Penampilan satu lantai ini benar-benar baru dan tampak modern sekali. Berbeda dengan lantai-lantai di bawahnya. Yang paling menyolok mata saya adalah banyaknya jumlah staff penjualan dengan seragam barunya. Sungguh apik. Penerangannya pun berbeda dibanding lantai-lantai yang belum selesai dibenahi.

Saya mengelilingi setiap pelosok dari lantai tersebut sambil terkagum-kagum dengan kelengkapan produk handycraft-nya. Lagi-lagi, terasa ada yang kurang. Ya…, lagi-lagi, saya tidak terlihat sehingga dari sekian banyak staff penjualan yang ada di seluruh lantai tersebut, tidak ada seorangpun yang menyapa, paling sedikit untuk mengucapkan: “Selamat datang”, atau “Selamat pagi/siang”. Mereka lebih memilih bercanda dengan sesama mereka (tampak pada foto).
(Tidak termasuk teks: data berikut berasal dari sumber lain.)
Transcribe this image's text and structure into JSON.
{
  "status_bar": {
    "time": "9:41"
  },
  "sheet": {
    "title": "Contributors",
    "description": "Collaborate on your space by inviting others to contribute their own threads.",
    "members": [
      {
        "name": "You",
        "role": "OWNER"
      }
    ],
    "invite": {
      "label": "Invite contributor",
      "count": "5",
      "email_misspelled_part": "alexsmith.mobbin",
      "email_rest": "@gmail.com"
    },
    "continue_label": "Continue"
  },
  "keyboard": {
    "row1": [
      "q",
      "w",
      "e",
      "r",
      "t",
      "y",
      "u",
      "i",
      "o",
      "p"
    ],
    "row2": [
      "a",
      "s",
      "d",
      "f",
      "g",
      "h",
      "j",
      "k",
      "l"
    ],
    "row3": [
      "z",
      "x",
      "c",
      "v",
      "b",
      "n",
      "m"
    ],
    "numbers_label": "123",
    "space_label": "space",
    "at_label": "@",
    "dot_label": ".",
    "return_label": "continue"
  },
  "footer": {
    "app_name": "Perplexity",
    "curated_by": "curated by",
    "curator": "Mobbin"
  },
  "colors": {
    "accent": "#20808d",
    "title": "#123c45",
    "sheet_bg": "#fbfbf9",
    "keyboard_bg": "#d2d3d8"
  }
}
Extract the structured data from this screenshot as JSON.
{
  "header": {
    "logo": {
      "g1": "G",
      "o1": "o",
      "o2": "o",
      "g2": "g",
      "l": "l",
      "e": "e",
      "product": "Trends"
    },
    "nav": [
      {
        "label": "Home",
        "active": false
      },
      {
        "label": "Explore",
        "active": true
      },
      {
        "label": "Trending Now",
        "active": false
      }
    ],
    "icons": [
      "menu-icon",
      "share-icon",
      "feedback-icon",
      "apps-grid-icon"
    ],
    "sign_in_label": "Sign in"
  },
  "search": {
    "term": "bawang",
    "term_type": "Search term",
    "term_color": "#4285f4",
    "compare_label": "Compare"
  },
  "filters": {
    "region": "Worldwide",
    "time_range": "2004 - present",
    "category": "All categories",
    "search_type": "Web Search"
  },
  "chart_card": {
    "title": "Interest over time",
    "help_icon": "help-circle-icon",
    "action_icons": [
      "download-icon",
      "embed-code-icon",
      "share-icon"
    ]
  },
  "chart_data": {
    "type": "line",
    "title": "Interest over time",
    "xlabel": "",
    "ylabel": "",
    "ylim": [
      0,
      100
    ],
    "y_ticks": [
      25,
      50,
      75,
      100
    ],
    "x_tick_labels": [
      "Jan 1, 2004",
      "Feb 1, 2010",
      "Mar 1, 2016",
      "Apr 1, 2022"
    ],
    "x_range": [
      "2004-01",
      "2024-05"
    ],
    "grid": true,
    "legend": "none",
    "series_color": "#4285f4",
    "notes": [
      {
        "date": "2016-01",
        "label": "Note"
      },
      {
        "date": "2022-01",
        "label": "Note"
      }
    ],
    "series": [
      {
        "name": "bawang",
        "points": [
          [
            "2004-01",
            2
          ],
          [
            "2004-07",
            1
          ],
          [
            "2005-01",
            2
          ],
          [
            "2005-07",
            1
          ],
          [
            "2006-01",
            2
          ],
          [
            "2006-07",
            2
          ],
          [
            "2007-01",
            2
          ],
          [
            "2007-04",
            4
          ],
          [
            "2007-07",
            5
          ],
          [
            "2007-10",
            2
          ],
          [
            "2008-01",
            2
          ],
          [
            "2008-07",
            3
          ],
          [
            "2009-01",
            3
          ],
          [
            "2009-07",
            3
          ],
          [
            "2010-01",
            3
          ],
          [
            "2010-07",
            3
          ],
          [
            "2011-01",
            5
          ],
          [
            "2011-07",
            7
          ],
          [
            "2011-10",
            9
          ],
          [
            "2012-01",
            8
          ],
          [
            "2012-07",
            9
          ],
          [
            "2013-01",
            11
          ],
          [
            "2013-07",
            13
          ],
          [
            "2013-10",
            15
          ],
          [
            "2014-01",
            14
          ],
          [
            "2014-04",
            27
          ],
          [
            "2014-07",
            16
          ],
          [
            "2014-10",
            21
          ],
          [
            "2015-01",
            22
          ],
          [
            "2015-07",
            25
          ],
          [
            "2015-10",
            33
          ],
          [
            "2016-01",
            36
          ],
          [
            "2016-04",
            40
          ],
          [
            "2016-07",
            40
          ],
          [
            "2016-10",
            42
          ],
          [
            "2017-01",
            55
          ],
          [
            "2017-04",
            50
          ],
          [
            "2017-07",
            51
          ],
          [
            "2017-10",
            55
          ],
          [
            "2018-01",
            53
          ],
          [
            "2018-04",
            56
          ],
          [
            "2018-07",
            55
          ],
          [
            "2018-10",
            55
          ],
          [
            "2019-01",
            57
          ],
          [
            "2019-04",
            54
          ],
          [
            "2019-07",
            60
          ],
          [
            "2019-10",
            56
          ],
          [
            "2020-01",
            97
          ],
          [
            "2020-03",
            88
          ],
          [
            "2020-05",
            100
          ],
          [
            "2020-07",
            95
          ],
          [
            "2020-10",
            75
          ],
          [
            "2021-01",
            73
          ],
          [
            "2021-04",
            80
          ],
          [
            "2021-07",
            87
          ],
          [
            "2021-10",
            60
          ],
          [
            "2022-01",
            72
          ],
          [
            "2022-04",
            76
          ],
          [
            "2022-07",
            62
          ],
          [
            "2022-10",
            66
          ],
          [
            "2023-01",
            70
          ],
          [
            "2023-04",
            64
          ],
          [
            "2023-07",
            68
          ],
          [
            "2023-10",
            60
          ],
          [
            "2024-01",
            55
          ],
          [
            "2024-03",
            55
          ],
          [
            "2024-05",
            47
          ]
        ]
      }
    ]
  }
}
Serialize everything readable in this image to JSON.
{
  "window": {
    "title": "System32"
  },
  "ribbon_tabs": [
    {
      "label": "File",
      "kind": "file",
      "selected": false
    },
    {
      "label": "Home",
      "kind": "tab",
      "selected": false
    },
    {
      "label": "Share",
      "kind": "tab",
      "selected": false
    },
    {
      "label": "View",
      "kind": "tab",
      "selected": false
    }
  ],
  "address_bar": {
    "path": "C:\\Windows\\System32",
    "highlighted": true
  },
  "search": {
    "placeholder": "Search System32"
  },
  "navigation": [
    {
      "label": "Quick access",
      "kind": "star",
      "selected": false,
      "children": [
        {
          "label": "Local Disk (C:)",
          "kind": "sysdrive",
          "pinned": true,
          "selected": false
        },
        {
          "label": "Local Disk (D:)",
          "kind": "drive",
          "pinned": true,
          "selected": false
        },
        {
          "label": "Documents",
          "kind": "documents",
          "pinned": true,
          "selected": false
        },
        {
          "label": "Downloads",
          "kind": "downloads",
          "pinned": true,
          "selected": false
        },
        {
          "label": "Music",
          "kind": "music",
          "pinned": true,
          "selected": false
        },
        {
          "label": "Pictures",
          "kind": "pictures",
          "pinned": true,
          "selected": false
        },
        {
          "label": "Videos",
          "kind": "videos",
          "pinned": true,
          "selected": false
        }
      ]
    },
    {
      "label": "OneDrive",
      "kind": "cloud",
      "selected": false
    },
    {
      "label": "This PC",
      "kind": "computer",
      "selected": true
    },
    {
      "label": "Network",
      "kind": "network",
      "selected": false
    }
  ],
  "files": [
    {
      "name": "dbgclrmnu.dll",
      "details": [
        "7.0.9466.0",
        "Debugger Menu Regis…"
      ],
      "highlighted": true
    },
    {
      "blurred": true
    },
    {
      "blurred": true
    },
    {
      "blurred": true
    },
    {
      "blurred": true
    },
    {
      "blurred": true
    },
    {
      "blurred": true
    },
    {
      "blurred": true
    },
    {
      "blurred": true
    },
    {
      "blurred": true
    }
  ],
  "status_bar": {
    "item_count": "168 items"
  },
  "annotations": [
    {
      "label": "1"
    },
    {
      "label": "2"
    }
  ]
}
Pusat belanja yang seharusnya mencerminkan keramahan bangsa Indonesia sesuai dengan impian pendirinya benar-benar telah kehilangan jati dirinya. Pembenahan fisik seolah-olah menjadi tujuan utama. Lupa atau tidak mampu memberikan pelayanan. Tidak heran lapangan parkir yang tidak seberapa luas itu tak juga kunjung penuh. Nyata sekali dampak dari lemahnya pelayanan terhadap keberhasilan merebut hati pengunjung. Semoga ini menjadi pelajaran bagi setiap peritel yang ingin menggaet lebih banyak pengunjung.